This is a new take on the Swedish classic; the cinnamon bun or “kanelbullen”. Or really, this is the original version of it, but its gotten a bit forgotten. Instead of making separete buns you make one big one, with the (amazing) perk of beeing so much more moist. Its also quite a impressive centerpiece to a table.
The cinnamon bun was created after the WW1 when the restrictions of butter, sugar and eggs were lifted and has a big part in the Swedish history and our “fika”-tradition. I remember my grandma doing these incredible wreaths with different fillings, almonds, vanilla and cardamom, and I was so pleased when I started my training to be a pastry chef when they thought me how to make and cut these.
150 g room tempered butter
0,5 l milk
1 pack of yeast (fresh or dry)
1/2 cup sugar
1/2 tsp salt
2 tsp cardamom, ground
700 g flour
150 g g room tempered butter (for filling)
1 g caster sugar (for filling)
1 g ground cinnamon (for filling)
1/2 cup brown sugar or nib sugar (for decoration)
This is how you make it
Put the milk in a pan and heat it up to 37 degrees. Add the yeast to a bowl, pour the milk over it and stir until dissolved. Then add in the butter, sugar and grounded cardamom. Lastly, add in the flour and knead it for at least 10 min, the dough will be sticky but try not to add in any more flour. The dough will absorb most of the liquid when proven. Let the dough rise in a covered bowl for about 30 min.
After 30 min roll it out on a floured surface into a rectangle, the thinner you can make it the more layers with filling it will be. Spread the room-tempered butter all over dough, its easier with a palette knife, but works with a butter knife as well. Mix sugar and cinnamon and sprinkle evenly over buttered dough.
Start rolling up the dough. Try to make it as tight as possible and at the end pinch the dough together to seal it. Cut the roll in half and shape both to wreaths, making sure to tuck it in properly at the end.
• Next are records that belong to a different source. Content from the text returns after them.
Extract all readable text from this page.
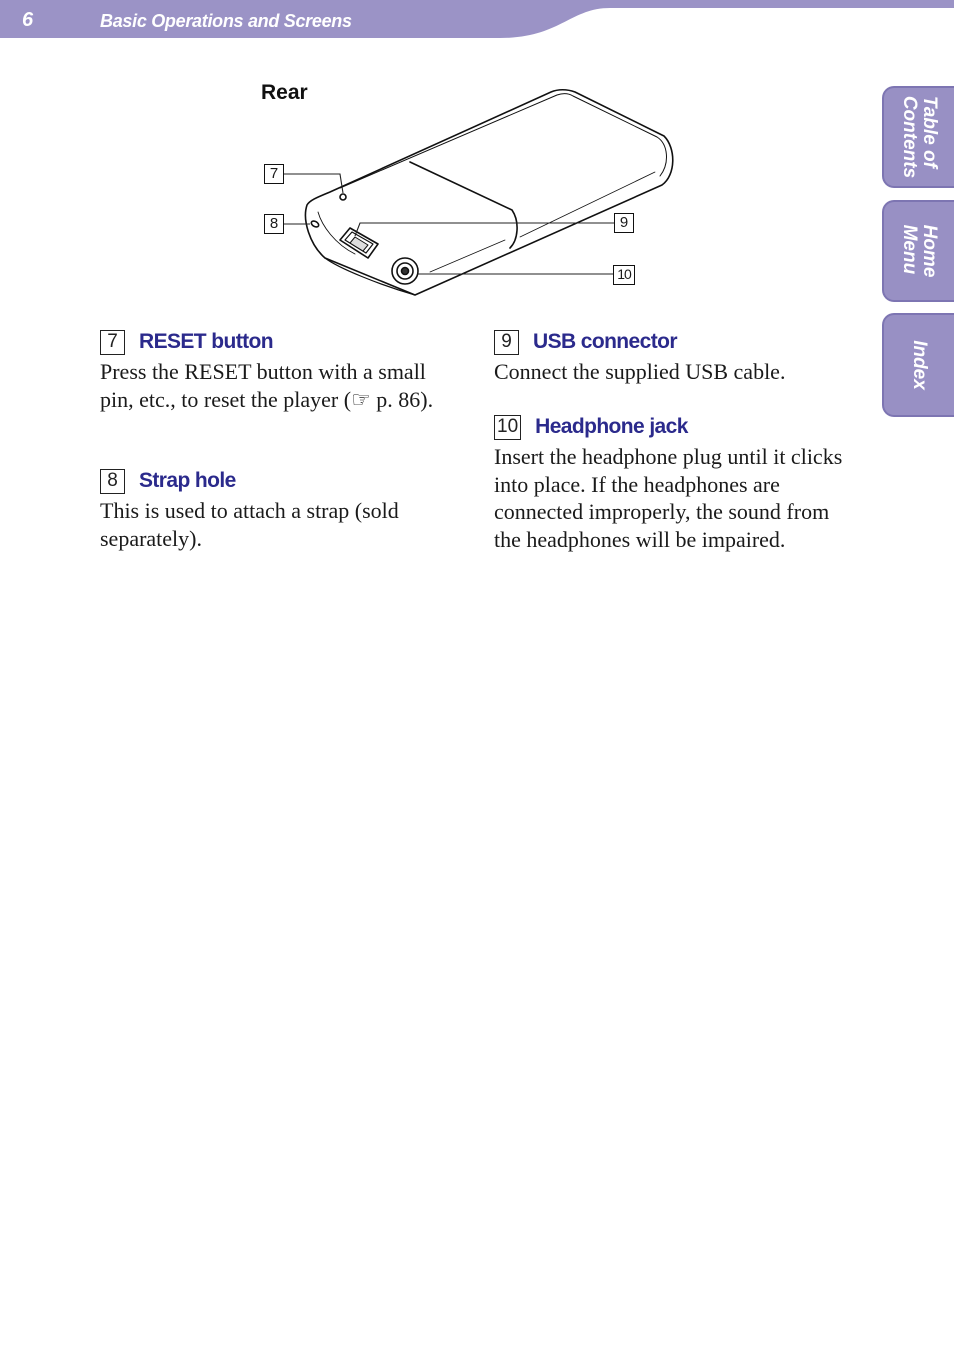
6	Basic Operations and Screens
Table of
Contents
Home
Menu
Index
Rear
7
8	9
10
7	RESET button
Press the RESET button with a small pin, etc., to reset the player (☞ p. 86).
8	Strap hole
This is used to attach a strap (sold separately).
9	USB connector
Connect the supplied USB cable.
10 Headphone jack
Insert the headphone plug until it clicks into place. If the headphones are connected improperly, the sound from the headphones will be impaired.
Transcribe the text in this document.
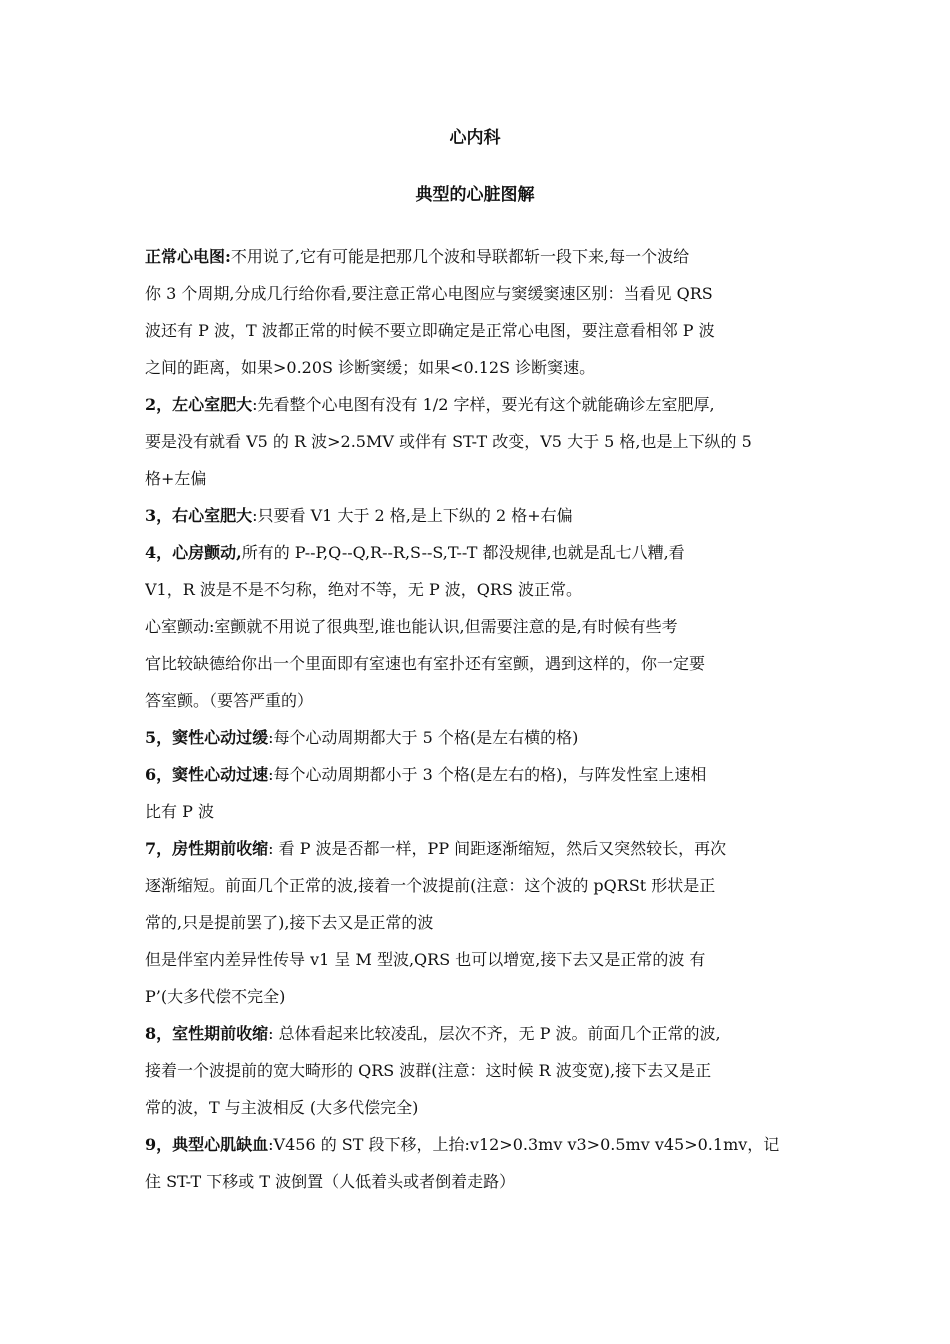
心内科
典型的心脏图解
正常心电图:不用说了,它有可能是把那几个波和导联都斩一段下来,每一个波给
你 3 个周期,分成几行给你看,要注意正常心电图应与窦缓窦速区别：当看见 QRS
波还有 P 波，T 波都正常的时候不要立即确定是正常心电图，要注意看相邻 P 波
之间的距离，如果>0.20S 诊断窦缓；如果<0.12S 诊断窦速。
2，左心室肥大:先看整个心电图有没有 1/2 字样，要光有这个就能确诊左室肥厚,
要是没有就看 V5 的 R 波>2.5MV 或伴有 ST-T 改变，V5 大于 5 格,也是上下纵的 5
格+左偏
3，右心室肥大:只要看 V1 大于 2 格,是上下纵的 2 格+右偏
4，心房颤动,所有的 P--P,Q--Q,R--R,S--S,T--T 都没规律,也就是乱七八糟,看
V1，R 波是不是不匀称，绝对不等，无 P 波，QRS 波正常。
心室颤动:室颤就不用说了很典型,谁也能认识,但需要注意的是,有时候有些考
官比较缺德给你出一个里面即有室速也有室扑还有室颤，遇到这样的，你一定要
答室颤。（要答严重的）
5，窦性心动过缓:每个心动周期都大于 5 个格(是左右横的格)
6，窦性心动过速:每个心动周期都小于 3 个格(是左右的格)，与阵发性室上速相
比有 P 波
7，房性期前收缩: 看 P 波是否都一样，PP 间距逐渐缩短，然后又突然较长，再次
逐渐缩短。前面几个正常的波,接着一个波提前(注意：这个波的 pQRSt 形状是正
常的,只是提前罢了),接下去又是正常的波
但是伴室内差异性传导 v1 呈 M 型波,QRS 也可以增宽,接下去又是正常的波 有
P’(大多代偿不完全)
8，室性期前收缩: 总体看起来比较凌乱，层次不齐，无 P 波。前面几个正常的波,
接着一个波提前的宽大畸形的 QRS 波群(注意：这时候 R 波变宽),接下去又是正
常的波，T 与主波相反 (大多代偿完全)
9，典型心肌缺血:V456 的 ST 段下移，上抬:v12>0.3mv v3>0.5mv v45>0.1mv，记
住 ST-T 下移或 T 波倒置（人低着头或者倒着走路）
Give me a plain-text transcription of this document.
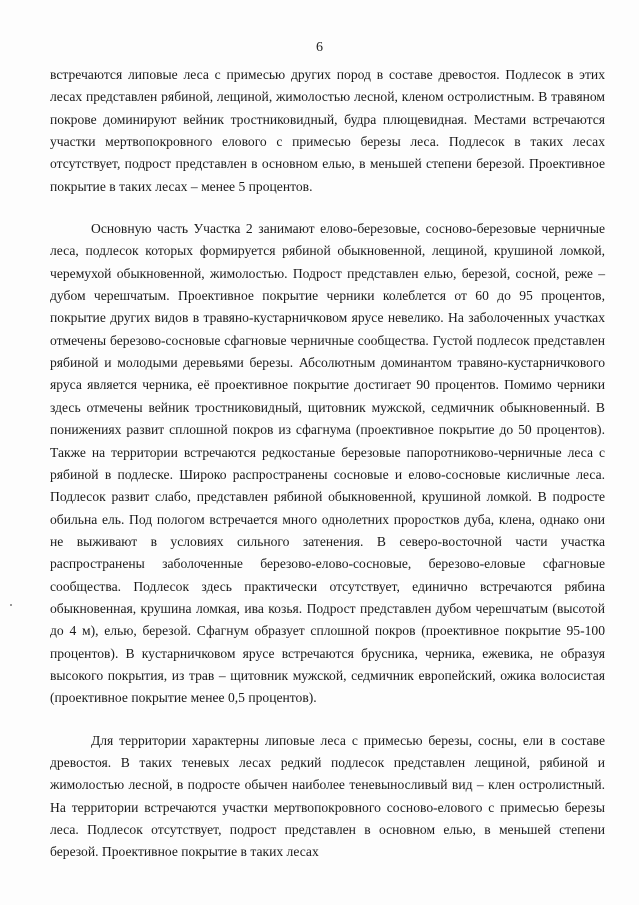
6

встречаются липовые леса с примесью других пород в составе древостоя. Подлесок в этих лесах представлен рябиной, лещиной, жимолостью лесной, кленом остролистным. В травяном покрове доминируют вейник тростниковидный, будра плющевидная. Местами встречаются участки мертвопокровного елового с примесью березы леса. Подлесок в таких лесах отсутствует, подрост представлен в основном елью, в меньшей степени березой. Проективное покрытие в таких лесах – менее 5 процентов.

Основную часть Участка 2 занимают елово-березовые, сосново-березовые черничные леса, подлесок которых формируется рябиной обыкновенной, лещиной, крушиной ломкой, черемухой обыкновенной, жимолостью. Подрост представлен елью, березой, сосной, реже – дубом черешчатым. Проективное покрытие черники колеблется от 60 до 95 процентов, покрытие других видов в травяно-кустарничковом ярусе невелико. На заболоченных участках отмечены березово-сосновые сфагновые черничные сообщества. Густой подлесок представлен рябиной и молодыми деревьями березы. Абсолютным доминантом травяно-кустарничкового яруса является черника, её проективное покрытие достигает 90 процентов. Помимо черники здесь отмечены вейник тростниковидный, щитовник мужской, седмичник обыкновенный. В понижениях развит сплошной покров из сфагнума (проективное покрытие до 50 процентов). Также на территории встречаются редкостаные березовые папоротниково-черничные леса с рябиной в подлеске. Широко распространены сосновые и елово-сосновые кисличные леса. Подлесок развит слабо, представлен рябиной обыкновенной, крушиной ломкой. В подросте обильна ель. Под пологом встречается много однолетних проростков дуба, клена, однако они не выживают в условиях сильного затенения. В северо-восточной части участка распространены заболоченные березово-елово-сосновые, березово-еловые сфагновые сообщества. Подлесок здесь практически отсутствует, единично встречаются рябина обыкновенная, крушина ломкая, ива козья. Подрост представлен дубом черешчатым (высотой до 4 м), елью, березой. Сфагнум образует сплошной покров (проективное покрытие 95-100 процентов). В кустарничковом ярусе встречаются брусника, черника, ежевика, не образуя высокого покрытия, из трав – щитовник мужской, седмичник европейский, ожика волосистая (проективное покрытие менее 0,5 процентов).

Для территории характерны липовые леса с примесью березы, сосны, ели в составе древостоя. В таких теневых лесах редкий подлесок представлен лещиной, рябиной и жимолостью лесной, в подросте обычен наиболее теневыносливый вид – клен остролистный. На территории встречаются участки мертвопокровного сосново-елового с примесью березы леса. Подлесок отсутствует, подрост представлен в основном елью, в меньшей степени березой. Проективное покрытие в таких лесах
Transfer the wreaths to a baking tray lined with baking paper. With a scissor, cut the wreath in an angle, about halfway down. Then lay the cuts in alternative ways.
After you are finished cutting your wreath, put the sides on removable-bottomed pan around it, and some kind of round oven-proof baking mold in the middle (I used my creme brûlée molds). This is totally optional but they make the wreath neater in the end. Let them prove 30 min, and preheat the oven to 225 degrees.
When the wreaths have proven, brush them with egg wash, sprinkle some brown sugar/nib sugar over them. Bake at 225 degrees for about 20-25 min until golden.